Né le 15 décembre 1936 à Ouahigouya (Burkina-Faso) ; vétérinaire ; militant de l’Association des Étudiants Voltaïques en France (AEVF), de la Fédération des Étudiants d’Afrique Noire en France (FEANF), de l’Union Générale des Étudiants Voltaïques (UGEV) ; membre du syndicat des travailleurs de la santé humaine et animale (SYNTSHA) puis secrétaire général (1967-1970) ; membre de la Confédération générale des travailleurs du Burkina (CGT-B) ; membre du Mouvement du Manifeste pour la liberté ; membre du Forum citoyen pour l’alternance (Focal).

Roger Moussa Tall est né le 15 décembre 1936 à Ouahigouya, une ville de l’actuel Burkina Faso alors rattachée administrativement au Soudan français. Il est le premier enfant de sa mère, Hadja Ramata Tall (1918-1996), issue d’une famille d’éleveurs peuls et musulmans, des Toronnbé de Bonsomnoré au Yatenga. Son père, Serge Rouch (1906-1985), est un fonctionnaire de l’administration coloniale française, originaire de la Martinique. Il est muté en Côte d’Ivoire avant la naissance de Roger Moussa Tall, qui ne fait sa connaissance qu’à l’âge de 18 ans. A l’instar de la plupart des enfants métis des colonies, il est élevé par sa famille maternelle : sa grand-mère Mariama, préceptrice, qu’il a longtemps considéré comme sa mère ; sa tante Djara, qui se charge de son éducation coranique ; son grand-père qu’il appelait « Baba » (papa).

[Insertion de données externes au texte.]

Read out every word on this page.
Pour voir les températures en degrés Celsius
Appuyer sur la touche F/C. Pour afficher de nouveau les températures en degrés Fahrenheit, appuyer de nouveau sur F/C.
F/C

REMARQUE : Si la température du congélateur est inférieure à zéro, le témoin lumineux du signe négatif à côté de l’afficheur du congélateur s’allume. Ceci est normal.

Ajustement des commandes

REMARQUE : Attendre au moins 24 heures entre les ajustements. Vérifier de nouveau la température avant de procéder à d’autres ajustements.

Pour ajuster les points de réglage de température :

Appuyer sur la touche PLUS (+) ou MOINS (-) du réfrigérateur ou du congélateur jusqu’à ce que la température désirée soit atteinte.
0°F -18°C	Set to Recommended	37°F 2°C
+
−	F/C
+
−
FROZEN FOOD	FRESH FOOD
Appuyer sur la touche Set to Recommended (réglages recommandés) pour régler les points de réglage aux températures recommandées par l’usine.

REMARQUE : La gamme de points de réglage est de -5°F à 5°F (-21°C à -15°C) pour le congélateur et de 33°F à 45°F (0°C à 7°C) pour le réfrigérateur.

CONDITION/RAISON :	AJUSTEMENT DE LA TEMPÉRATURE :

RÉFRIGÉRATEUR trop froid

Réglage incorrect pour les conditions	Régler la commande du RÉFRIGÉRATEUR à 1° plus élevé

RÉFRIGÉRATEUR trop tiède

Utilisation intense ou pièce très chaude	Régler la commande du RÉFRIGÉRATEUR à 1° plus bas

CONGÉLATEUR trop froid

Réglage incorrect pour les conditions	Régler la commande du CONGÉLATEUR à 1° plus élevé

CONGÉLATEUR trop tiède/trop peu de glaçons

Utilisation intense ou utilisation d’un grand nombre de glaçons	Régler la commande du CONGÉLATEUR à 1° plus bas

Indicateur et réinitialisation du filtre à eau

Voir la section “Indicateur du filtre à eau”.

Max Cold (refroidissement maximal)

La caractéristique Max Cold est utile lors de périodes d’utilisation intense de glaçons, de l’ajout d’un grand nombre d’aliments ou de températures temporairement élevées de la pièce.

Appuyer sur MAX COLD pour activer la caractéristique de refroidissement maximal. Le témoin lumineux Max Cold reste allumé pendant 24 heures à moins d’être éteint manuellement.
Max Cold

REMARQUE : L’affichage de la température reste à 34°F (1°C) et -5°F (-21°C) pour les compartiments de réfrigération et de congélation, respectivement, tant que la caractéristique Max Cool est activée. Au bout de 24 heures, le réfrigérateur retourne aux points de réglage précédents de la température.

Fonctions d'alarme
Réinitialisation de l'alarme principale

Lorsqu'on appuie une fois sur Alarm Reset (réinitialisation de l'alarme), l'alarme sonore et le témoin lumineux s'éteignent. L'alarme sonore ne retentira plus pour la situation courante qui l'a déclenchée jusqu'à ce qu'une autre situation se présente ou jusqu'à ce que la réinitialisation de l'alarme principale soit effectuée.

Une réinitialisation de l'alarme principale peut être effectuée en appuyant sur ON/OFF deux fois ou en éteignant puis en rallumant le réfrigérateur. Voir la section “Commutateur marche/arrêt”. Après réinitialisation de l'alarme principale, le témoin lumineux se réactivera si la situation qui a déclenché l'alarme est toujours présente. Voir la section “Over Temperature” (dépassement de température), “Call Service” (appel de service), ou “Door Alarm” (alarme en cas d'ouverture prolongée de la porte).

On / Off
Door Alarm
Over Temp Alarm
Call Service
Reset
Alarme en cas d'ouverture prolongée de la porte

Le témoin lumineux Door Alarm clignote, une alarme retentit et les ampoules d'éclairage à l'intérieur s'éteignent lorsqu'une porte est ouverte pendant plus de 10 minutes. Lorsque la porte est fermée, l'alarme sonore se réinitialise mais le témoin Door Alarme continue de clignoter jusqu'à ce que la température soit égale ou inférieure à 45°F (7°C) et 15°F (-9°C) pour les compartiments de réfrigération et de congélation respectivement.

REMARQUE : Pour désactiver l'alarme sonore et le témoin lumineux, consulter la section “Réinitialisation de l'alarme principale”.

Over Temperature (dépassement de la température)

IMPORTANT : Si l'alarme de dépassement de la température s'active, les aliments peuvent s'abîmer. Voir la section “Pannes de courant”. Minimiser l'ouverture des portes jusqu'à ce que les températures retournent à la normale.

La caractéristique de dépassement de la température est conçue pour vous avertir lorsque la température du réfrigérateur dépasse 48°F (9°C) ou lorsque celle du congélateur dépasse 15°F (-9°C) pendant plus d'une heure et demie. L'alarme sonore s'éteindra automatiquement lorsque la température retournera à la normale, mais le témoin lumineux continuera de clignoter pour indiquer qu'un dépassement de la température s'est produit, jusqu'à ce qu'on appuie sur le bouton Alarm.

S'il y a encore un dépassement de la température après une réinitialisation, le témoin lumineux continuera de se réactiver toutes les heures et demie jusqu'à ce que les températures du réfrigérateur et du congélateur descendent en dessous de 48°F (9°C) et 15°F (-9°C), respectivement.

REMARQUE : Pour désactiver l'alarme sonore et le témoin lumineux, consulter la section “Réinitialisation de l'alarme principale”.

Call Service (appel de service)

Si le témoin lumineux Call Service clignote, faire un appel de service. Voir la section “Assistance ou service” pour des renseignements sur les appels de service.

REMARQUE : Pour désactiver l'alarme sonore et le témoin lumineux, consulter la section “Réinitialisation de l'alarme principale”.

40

A l’âge de 5 ans, Roger Moussa est retiré de force de sa famille maternelle pour être envoyé au Foyer des métis de Bamako (1942-1950). Il fréquente l’école primaire Jean-Louis Mono du quartier Médina-Coura et est dans la même classe qu’Ibrahima Ly qu’il retrouvera plusieurs années plus tard en France. A cette période de sa vie, Roger Moussa n’est pas un élève assidu : il se passionne pour le football, le scoutisme et le catéchisme. Il devient à 13 ans le plus jeune chef scout de Bamako et est sélectionné pour participer au 7ème jamborée mondial des scouts organisé en Autriche en 1951. Mais le voyage n’aura pas lieu car sa mère refuse qu’il quitte le territoire. A l’instar des Voltaïques présents à Bamako, il fréquente la maison de l’instituteur-militant Bougouraoua, aux côtés duquel il fête la reconstitution de la Haute Volta en 1947. Un grand-père de Roger Moussa, Amadou Dadié Tall, instituteur et chef de canton de Bonsomnoré, est d’ailleurs élu conseiller territorial sur la même liste que Bougouraoua en 1946. C’est ce même grand-père qui le mit en garde contre la politique en 1955, lui disant qu’on pouvait « y perdre son âme ».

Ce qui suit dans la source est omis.